[Newsletter] Add Geopolitical Risk to the List of Concerns HR is Facing in Korea

3 min read

If you are a reader of our friends at Erudite Risk’s daily reports on Northeast Asia, you’ll recognize the theme of today’s newsletter: geopolitical tensions are driving a reshaping of capital flows, goods trade, and sentiment regarding Asia—and not in a good way. You’ll recognize it because Rodney Johnson, the president of Erudite Risk, has been harping on that theme (for well over a year now) as a crucial component to understanding what is going on today in Asia. Supply chain reshaping, friend-shoring, and re-shoring is now part of the contextual background noise lying behind so many other trends. 

 The goal, Mr. Johnson says, is no longer to build resilient supply chains, but to avoid risk altogether. The COVID pandemic served as a traumatic wake-up call to many global companies who experienced painful disruptions in the supply chain. Those disruptions continue to haunt CEOs and are now seen in the light of even greater possible future disruptions that would arise in the event of a conflict between the US and China. The conflict has not started, but we are dealing with the ‘fears’ of conflict and those fears are driving change in very real ways. Russia’s invasion of Ukraine hasn’t helped in that regard. It has made the possibility of once unthinkable conflict much more imaginable. 

 The pandemic was a dry run for a geopolitical catastrophe in Asia, and no one liked what they saw. War is possible and any CEO who does not acknowledge that organizational survival is now just as important a strategic goal as financial or market-based success measures is likely to be accused of being asleep at the wheel. 

 So, the reshaping has begun, under the narrative of ‘de-risking’ or ‘de-coupling’. Either way, it means moving away from China and toward other destinations.
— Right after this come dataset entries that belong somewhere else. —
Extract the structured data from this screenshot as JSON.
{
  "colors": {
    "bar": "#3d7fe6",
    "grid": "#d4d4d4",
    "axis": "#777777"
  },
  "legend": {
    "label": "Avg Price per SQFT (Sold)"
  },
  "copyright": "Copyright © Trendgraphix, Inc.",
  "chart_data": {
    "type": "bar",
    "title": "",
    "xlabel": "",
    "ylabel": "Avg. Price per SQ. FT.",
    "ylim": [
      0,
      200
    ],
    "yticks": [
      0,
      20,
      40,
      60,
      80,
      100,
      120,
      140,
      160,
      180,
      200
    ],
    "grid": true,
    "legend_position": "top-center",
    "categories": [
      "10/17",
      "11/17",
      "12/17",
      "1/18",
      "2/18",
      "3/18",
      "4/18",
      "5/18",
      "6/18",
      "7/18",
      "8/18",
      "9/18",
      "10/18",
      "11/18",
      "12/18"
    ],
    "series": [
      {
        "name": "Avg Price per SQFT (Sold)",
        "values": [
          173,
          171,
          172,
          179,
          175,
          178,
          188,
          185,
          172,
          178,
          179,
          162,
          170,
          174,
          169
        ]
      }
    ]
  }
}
In some cases those destinations are other places in Asia, in some cases they are not. How safe is manufacturing in Vietnam (and shipping from Vietnam) if a conflict over Taiwan breaks out? Will the impact be minimal or highly disruptive? How close to China is too close? This is not an academic question for those in Korea. 

 This is a hard pill to swallow if you are an old Asian-hand like I am. If you have been doing business during Asia’s rise, it is difficult to think of the future in any other terms than one of progress, development, and even eventual dominance. 

 Geopolitical risk related to a China conflict is just one more concern for companies in the Korean market. HR managers in Korea already deal with

  •  The demographics time bomb, as fewer and fewer young people are available for employment
  • Changing attitudes toward work and meaning among younger employees
  • A rapidly retiring baby boom generation (approx. 800,000 per year over the next 20 years) that will take with them great amounts of organizational learning when they go
  • Economic changes resulting from slower growth, and changes to asset price valuations, leading to changes in the expectations of Korea’s workforce. Misery is up; hope is down. 
  • Higher inflation and interest rates impacting expected real wages and the perceived benefits from work
  • Already crushing household debt levels (among the world’s highest)

 Korea will not be—is not—immune to the impacts of actions taken today related to fears of a future conflict with China. Some of the repercussions include:

  •  Korea must export to import and Korea must import to survive. Any supply chain disruptions cause major economic upheaval. If companies refuse to use Korea as a base for supply, or use it less, Korea’s trade balances will change dramatically. In fact, they already are. Korea now runs a (probably permanent) trade deficit with China. 
  • Policy changes in the US and Europe will shift more production to those markets. That leads to more Korean companies producing inside their target export markets rather than investing in Korea. This is already happening, driven, for example, by the US CHIPS Act and the US Inflation Reduction Act. 
  • What’s good for Hyundai may not be good for Korea. Ironically, for Korean companies to survive and thrive in the new risk-averse environment, they will become more integrated with their customer markets, rather than less. But more integration may mean more investment overseas; more jobs shifted, more production shifted, and more internationalization. This is home, but the work will be done more elsewhere. It has nothing to do with patriotism and everything to do with survival. Beginning in 2011, Samsung Electronics had more employees outside of Korea than inside. Today it has almost double the number outside than inside. I expect that trend to accelerate even more in the future. 
  • Western companies won’t go home, but how they think about Korea (and Asia) will likely change. It will now become “be in the Korean market for the Korean market” rather than be in the Korean market for everywhere else. That will change investment, hiring, and commitment levels. 

 For HR, all of this implies changes in how business is done that will drive changes in who we hire. Business Leaders in Greater Need of Agility and Adaptability Today. We’ll have to wait and see how it plays out, but the changes are already afoot. Stay nimble, with one eye on what’s happening today and one on what’s coming around the corner.